Much has already been written about the origins of the current opioid epidemic, but I liked the way this long piece in The Guardian looked at how key groups within the healthcare professions managed to thoroughly underestimate the dangers associated with opioid prescribing– which were well known, and have been for a very long time.
I did want to add an observation of my own, as to why so many physicians were ready and eager to expand the use of opioids in their own practices. It’s because they were already prescribing them to patients for a variety of problems not normally associated with pain.
Example: Sleep. An estimated 40 million Americans suffer from chronic (persistent) sleep disorders. Another 20 million experience periodic sleep disruption. It’s one of the most frequent complaints that physicians hear. There are many sleep aids available, of course, both prescription and OTC. But most are effective for a relatively short period, after which they lose effectiveness and our sleep problems return. It’s frustrating, for both patient and physician.
Which has led some to resort to that old standby, the opioid.
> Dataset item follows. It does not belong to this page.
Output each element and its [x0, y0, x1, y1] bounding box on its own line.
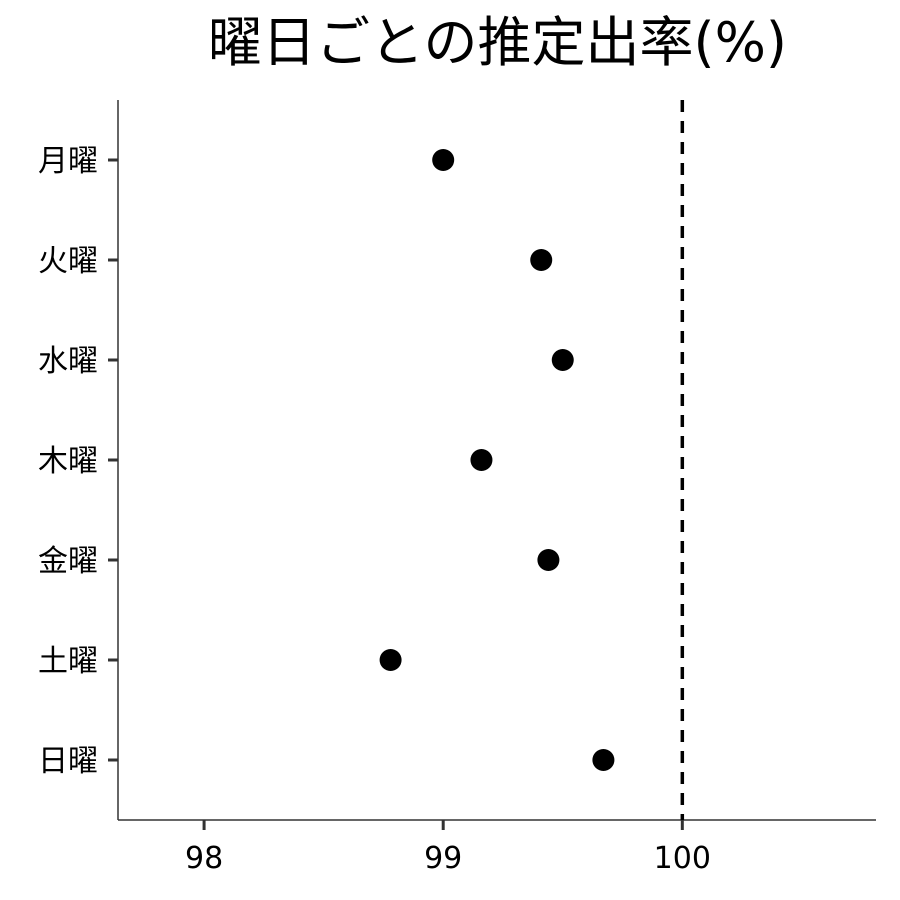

A few years ago a friend called me to say his physician had placed him on a regimen of low-dose codeine for his insomnia. My friend was in his 60’s, now in longterm recovery following a frightening decade of addiction to cocaine, alcohol, and benzos. He reminded the physician of this history, but the doctor argued vigorously in favor of turning to opioids based on his own experience with other older patients. At any given time, he claimed, there were half a dozen seniors in his practice who took low-dose opioid medication at bedtime for sleep. He insisted there were no cases of addiction and only rarely did someone ask for an increase in dose. In his view, this experience outweighed the risks.
My friend had been clean and sober for almost twenty years, the physician noted, so whatever habit patterns and psychological problems had led to his earlier problems had obviously healed. Now the problem wasn’t drug abuse, it was sleeplessness. So why not try opioids, and if problems do develop, the patient can let the doctor know and they’ll simply stop the prescription.
I’ve run into this line of reasoning before. Here are several important flaws:
The doctor assumes that someone in stable recovery from serious drug addiction is no longer vulnerable to future problems of that sort. There’s plenty of clinical evidence to contradict that notion.
He goes on to attribute addictions to bad habits and psychological distress. That’s straight out of the 19th Century. A more modern view is of addictions as complex disorders based in genetics and neurophysiological adaptation.
He compares my friend’s case with other seniors based on age group, rather than with other people in recovery. To me, this is like comparing a refrigerator with a TV simply because both plug into the wall socket.
It’s these outdated attitudes that enable the healthcare professional to ignore important information provided by the patient.
Worse yet, he maintains that if problems did emerge, it would be a simple matter of stopping the prescription. Oh, would things were that easy. It’s based on the misconception that addiction is really just abuse, and controllable through an effort of sheer willpower.
I don’t have a solution to this, other than to warn the person in recovery to seek out a physician or other practitioner with expertise in addiction treatment and consult them as needed when issues of medication use pop up– as they inevitably will.